Proceedings Article | 29 January 2007
Proc. SPIE. 6500, Document Recognition and Retrieval XIV
KEYWORDS: Imaging systems, Matrices, Image processing, Computing systems, Machine learning, Associative arrays, Analytical research, Optical character recognition, Statistical modeling, Systems modeling
Although modern OCR technology is capable of handling a wide variety of document images, there is no single
OCR engine that performs equally well on all documents for a given single language script. Naturally, each OCR
engine has its strengths and weaknesses, and therefore different engines tend to differ in the accuracy on different
documents, and in the errors on the same document image. While the idea of using multiple OCR engines
to boost output accuracy is not new, most of the existing systems do not go beyond variations on majority
voting. While this approach may work well in many cases, it has limitations, especially when OCR technology
used to process a given script has not yet fully matured. Our goal is to develop a system called MEMOE (for
"Multi-Evidence Multi-OCR-Engine") that combines, in an optimal or near-optimal way, output streams of
one or more OCR engines together with various types of evidence extracted from these streams as well as from
original document images, to produce output of higher quality than that of the individual OCR engines, or of
majority voting applied to multiple OCR output streams. Furthermore, we aim to improve the accuracy of OCR
output on images that might otherwise have low accuracy that significantly impacts downstream processing.

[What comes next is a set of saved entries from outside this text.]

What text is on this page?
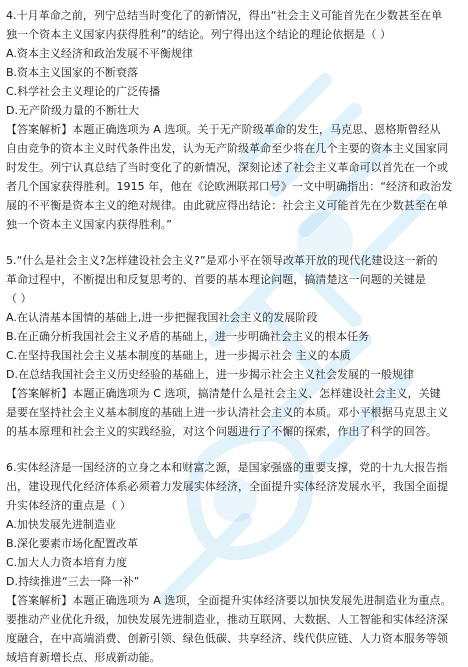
4.十月革命之前，列宁总结当时变化了的新情况，得出“社会主义可能首先在少数甚至在单
独一个资本主义国家内获得胜利”的结论。列宁得出这个结论的理论依据是（ ）
A.资本主义经济和政治发展不平衡规律
B.资本主义国家的不断衰落
C.科学社会主义理论的广泛传播
D.无产阶级力量的不断壮大
【答案解析】本题正确选项为 A 选项。关于无产阶级革命的发生，马克思、恩格斯曾经从
自由竞争的资本主义时代条件出发，认为无产阶级革命至少将在几个主要的资本主义国家同
时发生。列宁认真总结了当时变化了的新情况，深刻论述了社会主义革命可以首先在一个或
者几个国家获得胜利。1915 年，他在《论欧洲联邦口号》一文中明确指出：“经济和政治发
展的不平衡是资本主义的绝对规律。由此就应得出结论：社会主义可能首先在少数甚至在单
独一个资本主义国家内获得胜利。”
5.“什么是社会主义?怎样建设社会主义?”是邓小平在领导改革开放的现代化建设这一新的
革命过程中，不断提出和反复思考的、首要的基本理论问题，搞清楚这一问题的关键是
（ ）
A.在认清基本国情的基础上,进一步把握我国社会主义的发展阶段
B.在正确分析我国社会主义矛盾的基础上，进一步明确社会主义的根本任务
C.在坚持我国社会主义基本制度的基础上，进一步揭示社会 主义的本质
D.在总结我国社会主义历史经验的基础上，进一步揭示社会主义社会发展的一般规律
【答案解析】本题正确选项为 C 选项，搞清楚什么是社会主义、怎样建设社会主义，关键
是要在坚持社会主义基本制度的基础上进一步认清社会主义的本质。邓小平根据马克思主义
的基本原理和社会主义的实践经验，对这个问题进行了不懈的探索，作出了科学的回答。
6.实体经济是一国经济的立身之本和财富之源，是国家强盛的重要支撑，党的十九大报告指
出，建设现代化经济体系必须着力发展实体经济，全面提升实体经济发展水平，我国全面提
升实体经济的重点是（ ）
A.加快发展先进制造业
B.深化要素市场化配置改革
C.加大人力资本培育力度
D.持续推进“三去一降一补”
【答案解析】本题正确选项为 A 选项，全面提升实体经济要以加快发展先进制造业为重点。
要推动产业优化升级，加快发展先进制造业，推动互联网、大数据、人工智能和实体经济深
度融合，在中高端消费、创新引领、绿色低碳、共享经济、线代供应链、人力资本服务等领
域培育新增长点、形成新动能。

The MEMOE system functions as an OCR engine taking document images and some configuration parameters
as input and producing a single output text stream. In this paper, we describe the design of the system, various
evidence types and how they are incorporated into MEMOE in the form of filters. Results of initial tests that
involve two corpora of Arabic documents show that, even in its initial configuration, the system is superior to a
voting algorithm and that even more improvement may be achieved by incorporating additional evidence types
into the system.